As to doing the algebra, just manipulate it formally. If you were faced with the product of |1><2| with |2>, that's given by |1><2|2> = |1>. Just remember that the distributive rules work (i.e. (A+B)C = AC + BC), but the commutative rule only works for scalars (i.e. for most S and T: ST \neq TS, but rS = Sr)
 
Hurkyl said:
As to doing the algebra, just manipulate it formally. If you were faced with the product of |1><2| with |2>, that's given by |1><2|2> = |1>. Just remember that the distributive rules work (i.e. (A+B)C = AC + BC), but the commutative rule only works for scalars (i.e. for most S and T: ST \neq TS, but rS = Sr)

Thanks!

Since these are state vectors, would

(|2><1| + |1><2|) * |2>) = |2><1|2> + |1><2|2> = |1> ?

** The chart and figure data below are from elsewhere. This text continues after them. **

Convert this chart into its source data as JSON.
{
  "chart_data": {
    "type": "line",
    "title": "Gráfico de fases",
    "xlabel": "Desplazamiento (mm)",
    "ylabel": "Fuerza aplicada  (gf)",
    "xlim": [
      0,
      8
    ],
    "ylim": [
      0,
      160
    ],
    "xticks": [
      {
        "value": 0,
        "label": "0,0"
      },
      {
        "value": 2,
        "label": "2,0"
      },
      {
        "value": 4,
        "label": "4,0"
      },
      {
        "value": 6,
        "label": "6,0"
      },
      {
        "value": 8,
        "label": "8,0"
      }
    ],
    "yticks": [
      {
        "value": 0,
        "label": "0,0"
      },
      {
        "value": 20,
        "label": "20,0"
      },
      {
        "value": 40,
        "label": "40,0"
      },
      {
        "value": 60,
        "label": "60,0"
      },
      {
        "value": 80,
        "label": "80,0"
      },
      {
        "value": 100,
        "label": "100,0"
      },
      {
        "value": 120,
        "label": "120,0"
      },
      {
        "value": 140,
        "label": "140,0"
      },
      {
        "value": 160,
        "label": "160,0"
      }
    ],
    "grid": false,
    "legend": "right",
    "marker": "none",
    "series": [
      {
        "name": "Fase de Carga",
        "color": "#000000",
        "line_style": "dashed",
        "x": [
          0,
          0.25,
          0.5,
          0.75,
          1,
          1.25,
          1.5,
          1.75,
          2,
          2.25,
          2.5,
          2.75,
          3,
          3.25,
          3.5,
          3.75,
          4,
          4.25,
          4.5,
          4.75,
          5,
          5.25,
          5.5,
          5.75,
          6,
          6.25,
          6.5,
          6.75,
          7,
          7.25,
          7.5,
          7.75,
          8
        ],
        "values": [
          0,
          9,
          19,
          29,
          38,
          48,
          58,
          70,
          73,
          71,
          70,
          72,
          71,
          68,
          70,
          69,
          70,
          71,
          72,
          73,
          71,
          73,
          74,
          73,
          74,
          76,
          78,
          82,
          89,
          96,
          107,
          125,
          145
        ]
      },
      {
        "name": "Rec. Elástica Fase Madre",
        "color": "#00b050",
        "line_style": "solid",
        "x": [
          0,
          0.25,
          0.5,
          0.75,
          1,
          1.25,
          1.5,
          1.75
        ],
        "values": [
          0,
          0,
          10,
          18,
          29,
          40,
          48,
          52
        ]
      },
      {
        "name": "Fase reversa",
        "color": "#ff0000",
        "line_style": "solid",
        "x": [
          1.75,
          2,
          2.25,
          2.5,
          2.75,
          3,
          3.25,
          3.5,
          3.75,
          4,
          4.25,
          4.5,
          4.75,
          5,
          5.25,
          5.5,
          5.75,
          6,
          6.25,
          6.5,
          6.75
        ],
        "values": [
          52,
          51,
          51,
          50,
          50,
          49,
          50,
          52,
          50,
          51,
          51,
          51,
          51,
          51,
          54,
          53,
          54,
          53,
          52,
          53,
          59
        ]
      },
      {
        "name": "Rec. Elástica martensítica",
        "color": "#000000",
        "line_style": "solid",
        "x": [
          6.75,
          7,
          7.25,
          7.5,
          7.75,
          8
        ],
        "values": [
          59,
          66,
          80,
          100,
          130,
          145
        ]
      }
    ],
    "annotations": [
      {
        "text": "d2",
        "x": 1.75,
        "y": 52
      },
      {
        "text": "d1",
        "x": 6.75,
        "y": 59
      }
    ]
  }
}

I believe these state vectors are orthogonal, so the <1|2> term is 0, but my textbooks isn't very clear.
 
Here's a useful little calculation: suppose that v and w are eigenstates of a hermetian operator T, with different associated eigenvalues. Then, compute:

\langle v | T | w \rangle

and

\langle w | T | v \rangle

Since these two expressions are complex conjugates of each other, it tells you something about \langle v | w \rangle = \langle w | v \rangle^*.